I think that (incorrect PID in the pidfile) is happening because Michal
is using the original version of my patches that were pushed - I had
mimicked the behavior of slirp, where libvirt deamonizes the new
process. If that process then daemonizes itself, we have some sort of
"double daemon"; libvirt has saved off the pid of what it thinks is
going to be the final process, but then that process further forks and
exits from the process whose pid libvirt saved.

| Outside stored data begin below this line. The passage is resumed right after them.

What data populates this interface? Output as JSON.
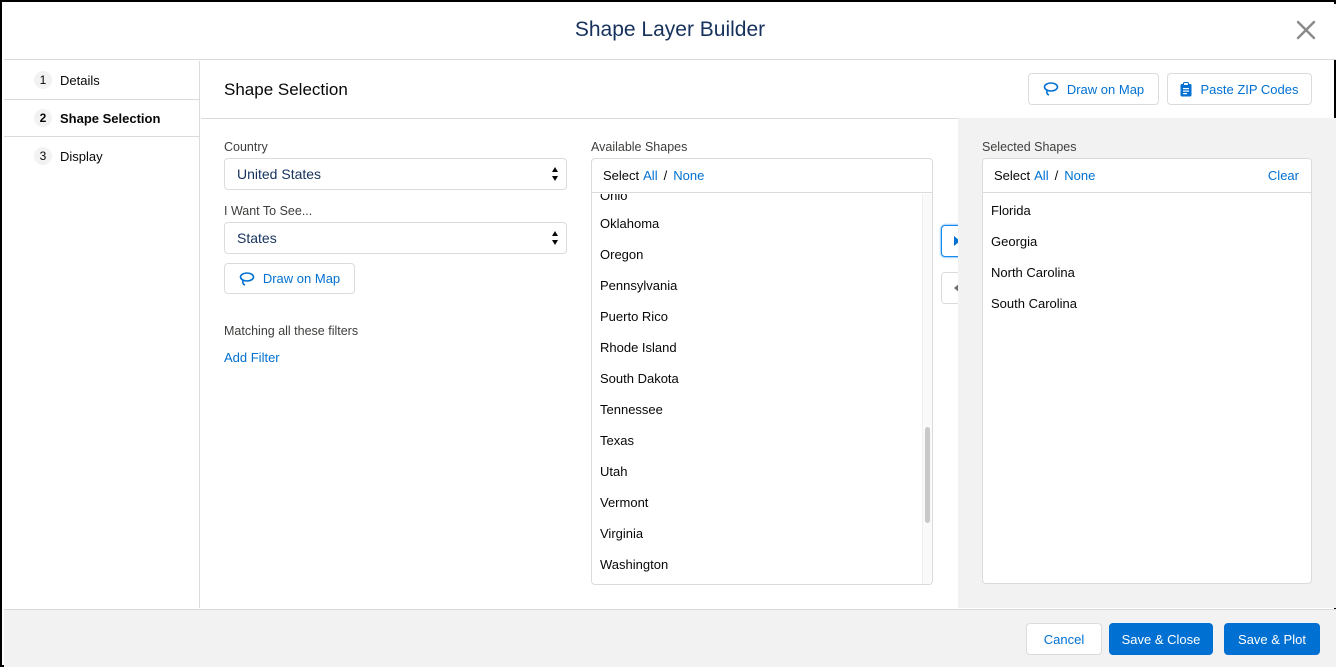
{
  "modal": {
    "title": "Shape Layer Builder"
  },
  "steps": [
    {
      "num": "1",
      "label": "Details"
    },
    {
      "num": "2",
      "label": "Shape Selection"
    },
    {
      "num": "3",
      "label": "Display"
    }
  ],
  "section": {
    "title": "Shape Selection",
    "draw_on_map_label": "Draw on Map",
    "paste_zip_label": "Paste ZIP Codes"
  },
  "filters": {
    "country_label": "Country",
    "country_value": "United States",
    "see_label": "I Want To See...",
    "see_value": "States",
    "draw_on_map_label": "Draw on Map",
    "matching_label": "Matching all these filters",
    "add_filter_label": "Add Filter"
  },
  "available": {
    "label": "Available Shapes",
    "select_prefix": "Select",
    "all_label": "All",
    "separator": "/",
    "none_label": "None",
    "partial_item": "Ohio",
    "items": [
      "Oklahoma",
      "Oregon",
      "Pennsylvania",
      "Puerto Rico",
      "Rhode Island",
      "South Dakota",
      "Tennessee",
      "Texas",
      "Utah",
      "Vermont",
      "Virginia",
      "Washington"
    ]
  },
  "selected": {
    "label": "Selected Shapes",
    "select_prefix": "Select",
    "all_label": "All",
    "separator": "/",
    "none_label": "None",
    "clear_label": "Clear",
    "items": [
      "Florida",
      "Georgia",
      "North Carolina",
      "South Carolina"
    ]
  },
  "footer": {
    "cancel_label": "Cancel",
    "save_close_label": "Save & Close",
    "save_plot_label": "Save & Plot"
  },
  "colors": {
    "brand": "#0070d2",
    "title": "#16325c",
    "border": "#dddbda",
    "panel_bg": "#f3f2f2"
  },
  "icons": {
    "close": "close-icon",
    "lasso": "lasso-icon",
    "clipboard": "clipboard-icon",
    "move_right": "caret-right-icon",
    "move_left": "caret-left-icon"
  }
}
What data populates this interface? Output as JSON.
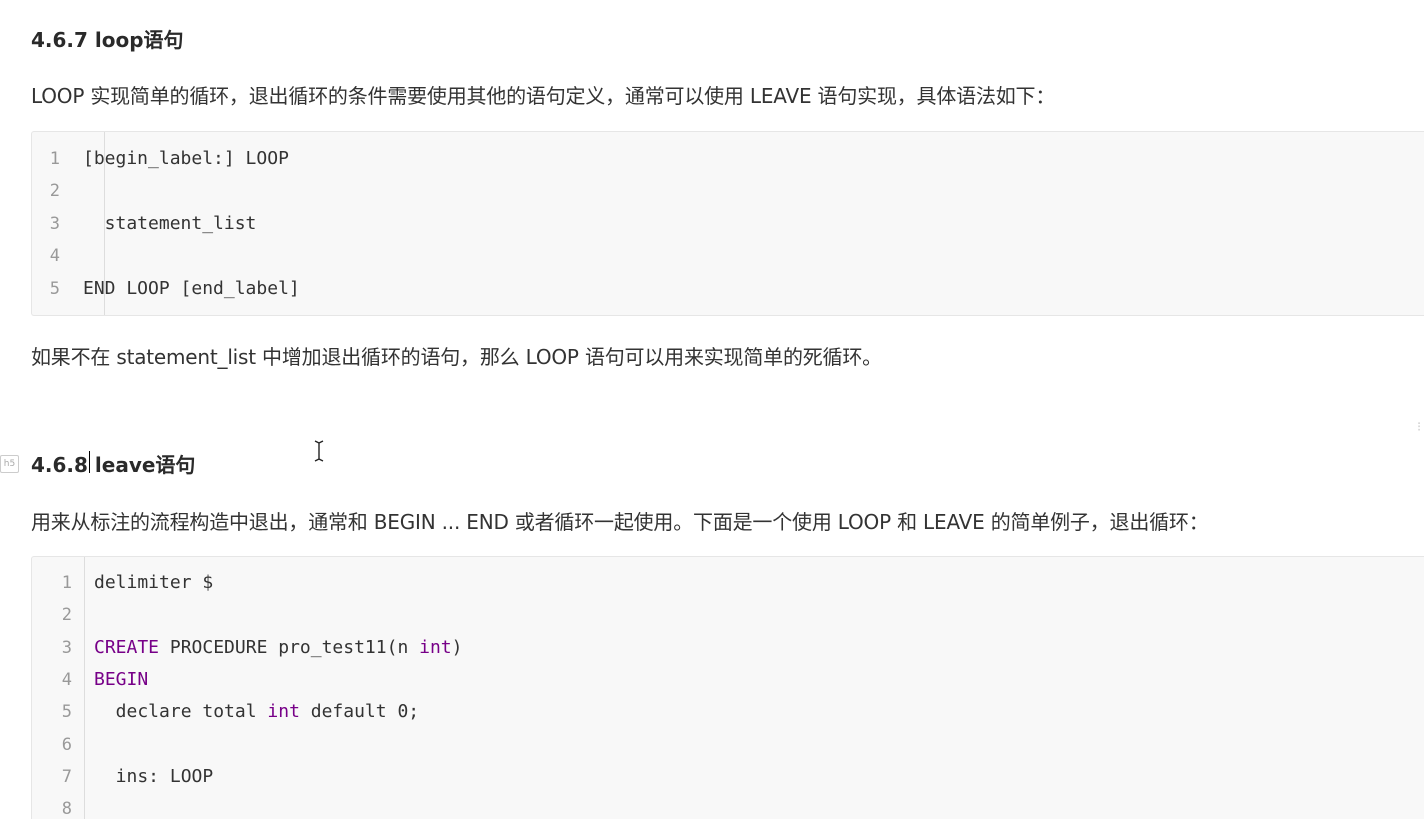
{
  "section1": {
    "heading": "4.6.7 loop语句",
    "description": "LOOP 实现简单的循环，退出循环的条件需要使用其他的语句定义，通常可以使用 LEAVE 语句实现，具体语法如下：",
    "code": [
      {
        "num": "1",
        "text": "[begin_label:] LOOP"
      },
      {
        "num": "2",
        "text": ""
      },
      {
        "num": "3",
        "text": "  statement_list"
      },
      {
        "num": "4",
        "text": ""
      },
      {
        "num": "5",
        "text": "END LOOP [end_label]"
      }
    ],
    "note": "如果不在 statement_list 中增加退出循环的语句，那么 LOOP 语句可以用来实现简单的死循环。"
  },
  "section2": {
    "marker": "h5",
    "heading": "4.6.8 leave语句",
    "description": "用来从标注的流程构造中退出，通常和 BEGIN ... END 或者循环一起使用。下面是一个使用 LOOP 和 LEAVE 的简单例子，退出循环：",
    "code": [
      {
        "num": "1",
        "parts": [
          {
            "t": "delimiter $",
            "c": ""
          }
        ]
      },
      {
        "num": "2",
        "parts": []
      },
      {
        "num": "3",
        "parts": [
          {
            "t": "CREATE",
            "c": "kw"
          },
          {
            "t": " PROCEDURE pro_test11(n ",
            "c": ""
          },
          {
            "t": "int",
            "c": "kw"
          },
          {
            "t": ")",
            "c": ""
          }
        ]
      },
      {
        "num": "4",
        "parts": [
          {
            "t": "BEGIN",
            "c": "kw"
          }
        ]
      },
      {
        "num": "5",
        "parts": [
          {
            "t": "  declare total ",
            "c": ""
          },
          {
            "t": "int",
            "c": "kw"
          },
          {
            "t": " default 0;",
            "c": ""
          }
        ]
      },
      {
        "num": "6",
        "parts": []
      },
      {
        "num": "7",
        "parts": [
          {
            "t": "  ins: LOOP",
            "c": ""
          }
        ]
      },
      {
        "num": "8",
        "parts": []
      }
    ]
  },
  "colors": {
    "keyword": "#770088",
    "text": "#333333",
    "code_background": "#f8f8f8",
    "line_number": "#999999"
  }
}
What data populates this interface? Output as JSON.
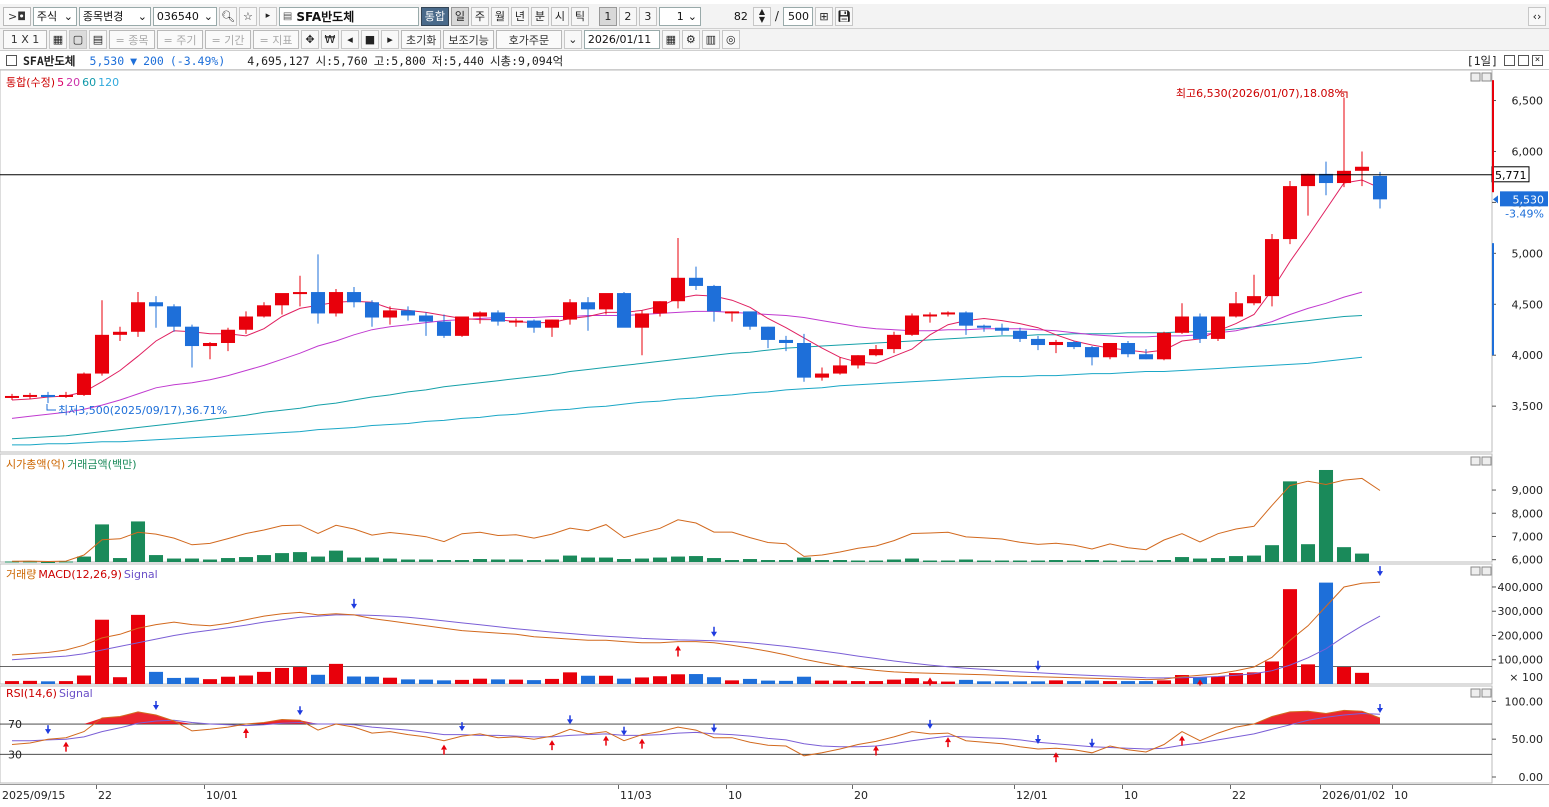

But because passt was
cleaning up after itself I hadn't noticed the discrepancy in pids when
testing.
Without going into all the details of the pidfile and locking and etc, I
just want to say that if we can fork/exec dnsmasq and let it daemonize
itself and create its own pidfile, then certainly we can do the same
thing for passt. (and if there's a fundamental problem, then it's a
fundamental problem for dnsmasq as well).
Alright. I think I have a solution that would please everybody involved.
I'll post it tomorrow though. I need to test it thoroughly. We would be
able to get passt's PID (which is needed not only for killing it, but
also for CGroup placement), NOT use --foreground and still pass errors
from it to users (that is unless logfile was specified, because
unfortunately, --log-file and --stderr are mutually exclusive).
This last item is fixed by patches I have pending to passt itself.